The null procedure determines which elements of a list are nulls.
The string function converts a symbol to a string (do this only if you
have to as symbols are far more efficient).
The first function returns the first element of a list (or the
domain of a dictionary or the first row of a table).
The reverse function reverses a list.
The key function is a way to generate a sequence of numbers.
The group function on a vector returns a dictionary
whose domain is the list of unique elements
in the vector and whose range is a list of their positions.
Examples J: Important Monadic functions
zz: (0%0; 4 % 0; 4; 0; -3 % 0)
zz / returns (0n;0w;4;0;-0w) where 0n is for 0 divided by 0,
/ 0w is positive infinity and -0w is negative infinityo
null zz / returns 10000b because positive and negative infinity are fine values
string `ILoveNY / returns "ILoveNY"
reverse string `ILoveNY / returns "YNevoLI"
key 15 / returns 0 1 2 3 4 5 6 7 8 9 10 11 12 13 14
reverse key 15 / returns 14 13 12 11 10 9 8 7 6 5 4 3 2 1 0
z: 50+ key 5
z / returns 50 51 52 53 54
zdup: z, reverse z / Note that the comma is concatenation.
zdup / returns 50 51 52 53 54 54 53 52 51 50
group zdup / returns a directory with the unique elements
/ of zdup in the domain and their positions in the range
/ 50 51 52 53 54!(0 9;1 8;2 7;3 6;4 5)
d: (`name; `salary) ! ((`tom`dick`harry); (30 30 35))
first d / returns `tom`dick`harry
key d / returns `name`salary
e: flip d / names are domains and values are column
first e / returns `name`salary!(`tom;30)
`name xkey `e
key e / returns +(,`name)!,`tom`dick`harry
End of Examples J
There are also a few other
very common binary operators (you may have noticed
that only the monadic operators are English words; the binary
ones are normally just keyboard characters).
The ~ operator asks whether two entities have the same contents.
The , operator concatenates two lists.
The where operator (usually) finds the indices where
a boolean list has the value 1b.
The _ operator drops elements of a list.
The # operator selects elements of a list.
The ? operator finds the positions of elements of a list.
The ? operator is overloaded to generate random numbers.
The bin operator supports binary search.
Examples K: Binary (dyadic) operators
x: 2 4 3 5
y: 2 5 3 4
x = y / returns a boolean vector 1010b
x ~ y / returns 0b because these are not identical
z: 2 4 3 5
x ~ z / returns 1b because contents are identical
z,z,y,z / returns 2 4 3 5 2 4 3 5 2 5 3 4 2 4 3 5 the concatenation
w: z, (2*z), (3*y)
w / returns 2 4 3 5 4 8 6 10 6 15 9 12
5 _ w / returns 8 6 10 6 15 9 12 dropping the first 5 numbers
-5 _ w / returns 2 4 3 5 4 8 6 having dropped the last 5 numbers
a: "We the people of the United States"
a = " " / returns 0010001000000100100010000001000000b
ii: where a = " " / finds the positions of the blanks
/ Note that the where operator finds the positions where there is 1b.
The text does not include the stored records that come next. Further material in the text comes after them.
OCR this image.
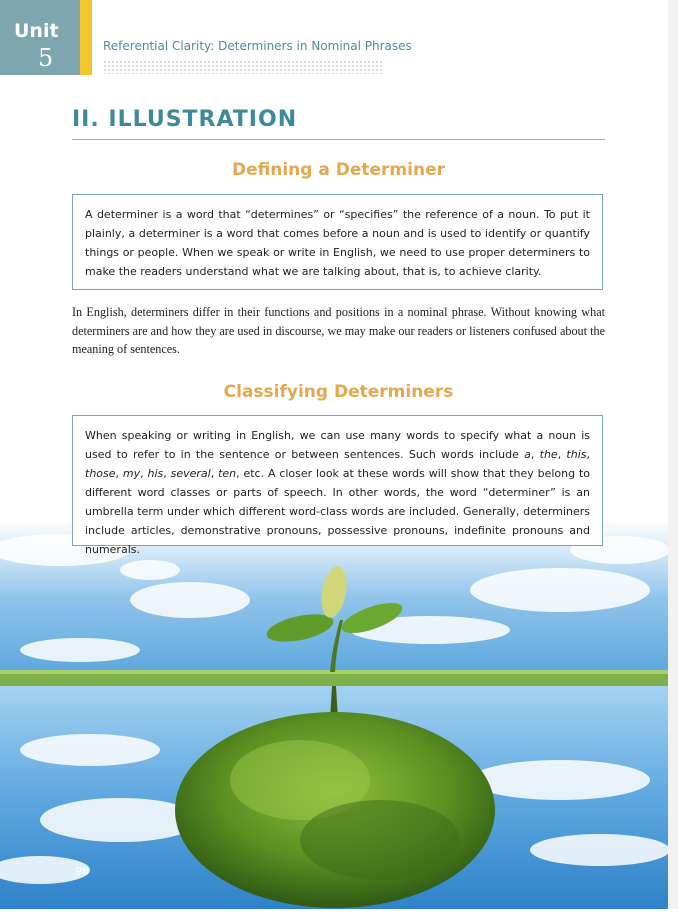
Unit
5	Referential Clarity: Determiners in Nominal Phrases
II. ILLUSTRATION
Defining a Determiner
A determiner is a word that “determines” or “specifies” the reference of a noun. To put it plainly, a determiner is a word that comes before a noun and is used to identify or quantify things or people. When we speak or write in English, we need to use proper determiners to make the readers understand what we are talking about, that is, to achieve clarity.
In English, determiners differ in their functions and positions in a nominal phrase. Without knowing what determiners are and how they are used in discourse, we may make our readers or listeners confused about the meaning of sentences.
Classifying Determiners
When speaking or writing in English, we can use many words to specify what a noun is used to refer to in the sentence or between sentences. Such words include a, the, this, those, my, his, several, ten, etc. A closer look at these words will show that they belong to different word classes or parts of speech. In other words, the word “determiner” is an umbrella term under which different word-class words are included. Generally, determiners include articles, demonstrative pronouns, possessive pronouns, indefinite pronouns and numerals.
98
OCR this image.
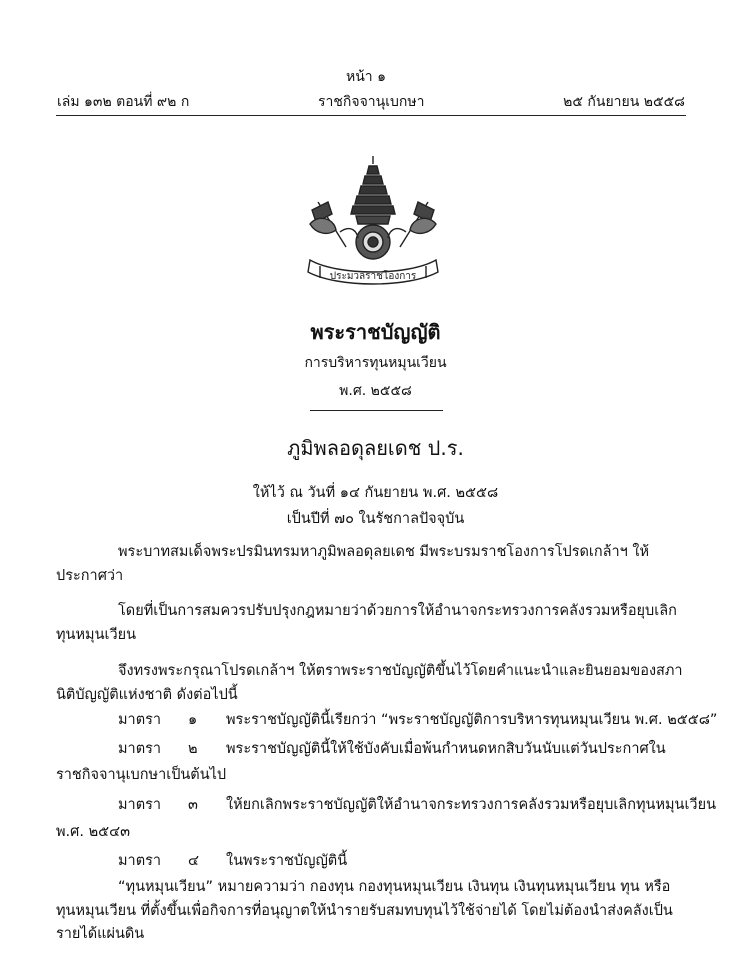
หน้า ๑
เล่ม ๑๓๒ ตอนที่ ๙๒ ก	ราชกิจจานุเบกษา	๒๕ กันยายน ๒๕๕๘
ประมวลราชโองการ
พระราชบัญญัติ
การบริหารทุนหมุนเวียน
พ.ศ. ๒๕๕๘
ภูมิพลอดุลยเดช ป.ร.
ให้ไว้ ณ วันที่ ๑๔ กันยายน พ.ศ. ๒๕๕๘
เป็นปีที่ ๗๐ ในรัชกาลปัจจุบัน

พระบาทสมเด็จพระปรมินทรมหาภูมิพลอดุลยเดช มีพระบรมราชโองการโปรดเกล้าฯ ให้ประกาศว่า

โดยที่เป็นการสมควรปรับปรุงกฎหมายว่าด้วยการให้อำนาจกระทรวงการคลังรวมหรือยุบเลิกทุนหมุนเวียน

จึงทรงพระกรุณาโปรดเกล้าฯ ให้ตราพระราชบัญญัติขึ้นไว้โดยคำแนะนำและยินยอมของสภานิติบัญญัติแห่งชาติ ดังต่อไปนี้

มาตรา ๑ พระราชบัญญัตินี้เรียกว่า “พระราชบัญญัติการบริหารทุนหมุนเวียน พ.ศ. ๒๕๕๘”
มาตรา ๒ พระราชบัญญัตินี้ให้ใช้บังคับเมื่อพ้นกำหนดหกสิบวันนับแต่วันประกาศใน
ราชกิจจานุเบกษาเป็นต้นไป
มาตรา ๓ ให้ยกเลิกพระราชบัญญัติให้อำนาจกระทรวงการคลังรวมหรือยุบเลิกทุนหมุนเวียน
พ.ศ. ๒๕๔๓
มาตรา ๔ ในพระราชบัญญัตินี้

“ทุนหมุนเวียน” หมายความว่า กองทุน กองทุนหมุนเวียน เงินทุน เงินทุนหมุนเวียน ทุน หรือทุนหมุนเวียน ที่ตั้งขึ้นเพื่อกิจการที่อนุญาตให้นำรายรับสมทบทุนไว้ใช้จ่ายได้ โดยไม่ต้องนำส่งคลังเป็นรายได้แผ่นดิน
ii _ a / returns (" the";" people";" of";" the";" United";" States")
/ That is a list where each element is the part of the list between
/ one blank and the next.
5 # a / returns "We th"
(-5) # a / returns "tates" (the last 5)
7 # "abc" / returns "abcabca"
a ? "p" / returns 7 which is the first position with a "p"
a ? "ptb" / returns 7 3 34 because 7 is the first position of "p"
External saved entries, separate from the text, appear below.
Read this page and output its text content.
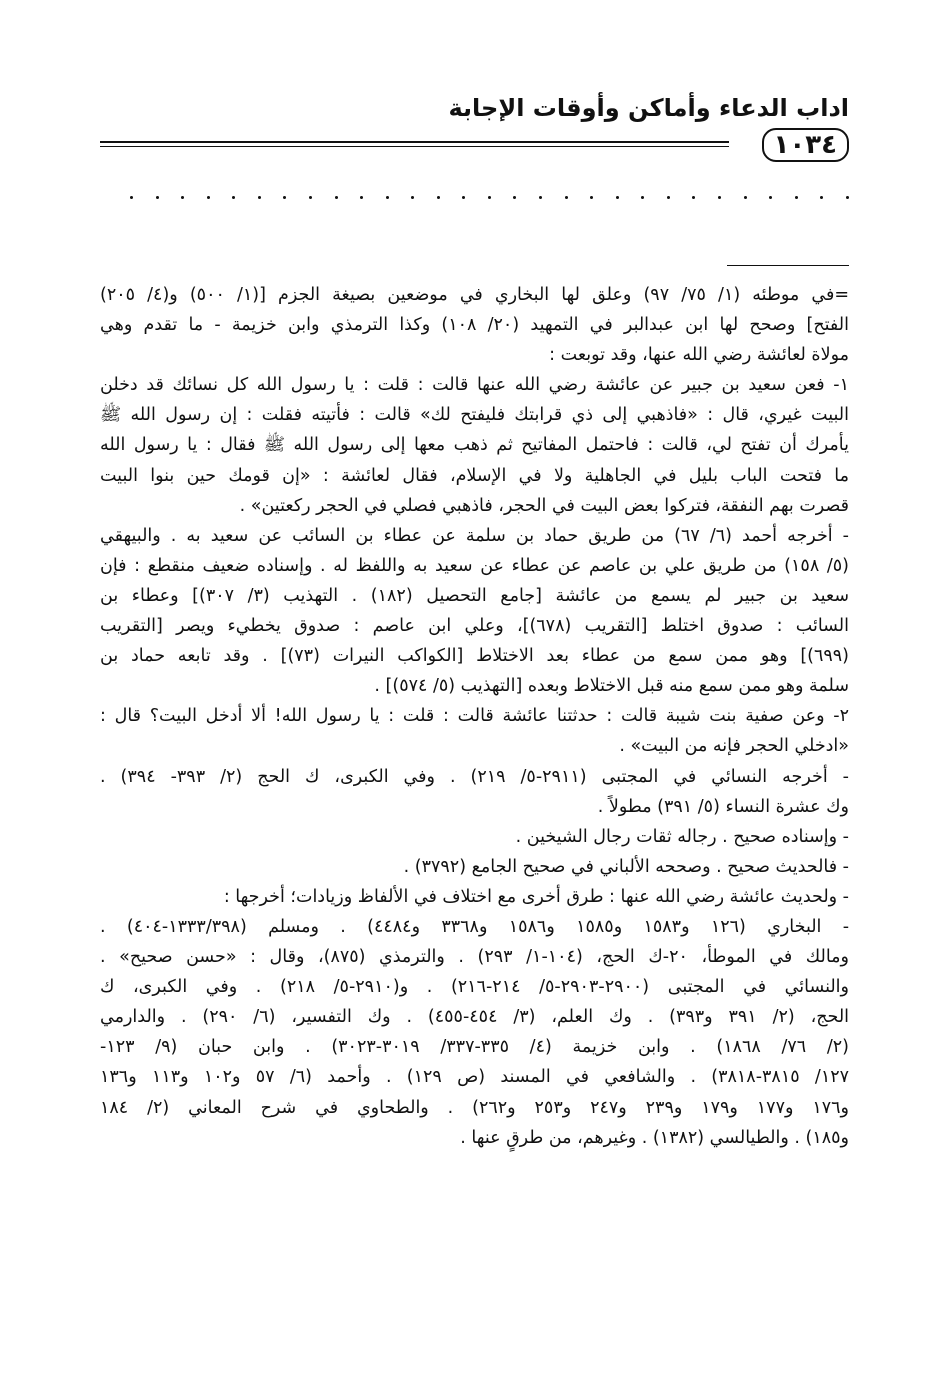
اداب الدعاء وأماكن وأوقات الإجابة
١٠٣٤

=في موطئه (١/ ٧٥/ ٩٧) وعلق لها البخاري في موضعين بصيغة الجزم [(١/ ٥٠٠) و(٤/ ٢٠٥)

الفتح] وصحح لها ابن عبدالبر في التمهيد (٢٠/ ١٠٨) وكذا الترمذي وابن خزيمة - ما تقدم وهي

مولاة لعائشة رضي الله عنها، وقد توبعت :

١- فعن سعيد بن جبير عن عائشة رضي الله عنها قالت : قلت : يا رسول الله كل نسائك قد دخلن

البيت غيري، قال : «فاذهبي إلى ذي قرابتك فليفتح لك» قالت : فأتيته فقلت : إن رسول الله ﷺ

يأمرك أن تفتح لي، قالت : فاحتمل المفاتيح ثم ذهب معها إلى رسول الله ﷺ فقال : يا رسول الله

ما فتحت الباب بليل في الجاهلية ولا في الإسلام، فقال لعائشة : «إن قومك حين بنوا البيت

قصرت بهم النفقة، فتركوا بعض البيت في الحجر، فاذهبي فصلي في الحجر ركعتين» .

- أخرجه أحمد (٦/ ٦٧) من طريق حماد بن سلمة عن عطاء بن السائب عن سعيد به . والبيهقي

(٥/ ١٥٨) من طريق علي بن عاصم عن عطاء عن سعيد به واللفظ له . وإسناده ضعيف منقطع : فإن

سعيد بن جبير لم يسمع من عائشة [جامع التحصيل (١٨٢) . التهذيب (٣/ ٣٠٧)] وعطاء بن

السائب : صدوق اختلط [التقريب (٦٧٨)]، وعلي ابن عاصم : صدوق يخطيء ويصر [التقريب

(٦٩٩)] وهو ممن سمع من عطاء بعد الاختلاط [الكواكب النيرات (٧٣)] . وقد تابعه حماد بن

سلمة وهو ممن سمع منه قبل الاختلاط وبعده [التهذيب (٥/ ٥٧٤)] .

٢- وعن صفية بنت شيبة قالت : حدثتنا عائشة قالت : قلت : يا رسول الله! ألا أدخل البيت؟ قال :

«ادخلي الحجر فإنه من البيت» .

- أخرجه النسائي في المجتبى (٢٩١١-٥/ ٢١٩) . وفي الكبرى، ك الحج (٢/ ٣٩٣- ٣٩٤) .

وك عشرة النساء (٥/ ٣٩١) مطولاً .

- وإسناده صحيح . رجاله ثقات رجال الشيخين .

- فالحديث صحيح . وصححه الألباني في صحيح الجامع (٣٧٩٢) .

- ولحديث عائشة رضي الله عنها : طرق أخرى مع اختلاف في الألفاظ وزيادات؛ أخرجها :

- البخاري (١٢٦ و١٥٨٣ و١٥٨٥ و١٥٨٦ و٣٣٦٨ و٤٤٨٤) . ومسلم (١٣٣٣/٣٩٨-٤٠٤) .

ومالك في الموطأ، ٢٠-ك الحج، (١٠٤-١/ ٢٩٣) . والترمذي (٨٧٥)، وقال : «حسن صحيح» .

والنسائي في المجتبى (٢٩٠٠-٢٩٠٣-٥/ ٢١٤-٢١٦) . و(٢٩١٠-٥/ ٢١٨) . وفي الكبرى، ك

الحج، (٢/ ٣٩١ و٣٩٣) . وك العلم، (٣/ ٤٥٤-٤٥٥) . وك التفسير، (٦/ ٢٩٠) . والدارمي

(٢/ ٧٦/ ١٨٦٨) . وابن خزيمة (٤/ ٣٣٥-٣٣٧/ ٣٠١٩-٣٠٢٣) . وابن حبان (٩/ ١٢٣-

١٢٧/ ٣٨١٥-٣٨١٨) . والشافعي في المسند (ص ١٢٩) . وأحمد (٦/ ٥٧ و١٠٢ و١١٣ و١٣٦

و١٧٦ و١٧٧ و١٧٩ و٢٣٩ و٢٤٧ و٢٥٣ و٢٦٢) . والطحاوي في شرح المعاني (٢/ ١٨٤

و١٨٥) . والطيالسي (١٣٨٢) . وغيرهم، من طرقٍ عنها .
/ 3 is the first position of "t"
/ and "b" is never present so its position is the length of the string
/ which is 34.
/ When the left object is a scalar and the right number is a scalar
/ we can generate random numbers that can be float:
7 ? 5.2 / generates 7 numbers between 0 and 5.2
/ returns 0.9677783 4.321816 3.661838 2.394824 2.102985 0.9226833 2.556388
/ or whole numbers
9 ? 18 / returns 15 1 1 8 6 11 10 8 9
/ We can also take elements from a list
7 ? `cain`abel`job`isaac
/ returns `job`job`abel`abel`job`cain`isaac
evens: 2 * key 20
evens / returns 0 2 4 6 8 10 12 14 16 18 20 22 24 26 28 30 32 34 36 38
evens bin 4 / returns 2 because 4 is at position 2
evens bin 5 / also returns 2 because 5 < 6 which is at the next position
End of Examples K
Operations on Dictionaries
When discussing the binary operations so far, we've concentrated on what
could be done with atoms and lists.
Now let's see what can be done with dictionaries and tables.
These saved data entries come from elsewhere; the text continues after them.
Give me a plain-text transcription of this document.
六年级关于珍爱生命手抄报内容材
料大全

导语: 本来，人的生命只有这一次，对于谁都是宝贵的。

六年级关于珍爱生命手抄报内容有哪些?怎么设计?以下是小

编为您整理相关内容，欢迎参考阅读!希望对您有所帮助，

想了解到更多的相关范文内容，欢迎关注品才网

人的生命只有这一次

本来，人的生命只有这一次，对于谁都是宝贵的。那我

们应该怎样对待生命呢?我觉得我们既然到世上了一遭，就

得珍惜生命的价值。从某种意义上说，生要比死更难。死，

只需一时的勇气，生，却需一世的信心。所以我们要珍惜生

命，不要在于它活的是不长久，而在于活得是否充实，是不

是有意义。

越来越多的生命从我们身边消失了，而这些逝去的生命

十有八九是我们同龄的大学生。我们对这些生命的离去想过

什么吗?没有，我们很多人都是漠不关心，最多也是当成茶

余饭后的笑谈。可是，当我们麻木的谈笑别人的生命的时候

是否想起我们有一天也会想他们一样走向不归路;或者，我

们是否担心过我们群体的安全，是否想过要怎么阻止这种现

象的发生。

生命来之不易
The basic idea is that for every domain element the dictionaries
have in common, "atomic" binary operators apply to the corresponding
range lists.
(An atomic binary operator applies to two atoms, to an atom and a list,
and element-by-element on two lists of equal length.
Arithmetic operations are atomic in q.)
Other domain elements are present in the result but are
otherwise unchanged.
Examples L: Some Binary Operations on Dictionaries
schoolfriends: ((`bob`ted`carol`alice) ! (23 28 30 24))
rockfriends: ((`sue`steve`alice`bob`allan)!(19 19 24 23 34))
/ multiplication applies to each element of the domain
2*rockfriends / returns sue`steve`alice`bob`allan!38 38 48 46 68
/ for each common element in the domain, the range parts are added.
schoolfriends+schoolfriends / returns `bob`ted`carol`alice!46 56 60 48
/ Same as above and in addition there is a union of the domains.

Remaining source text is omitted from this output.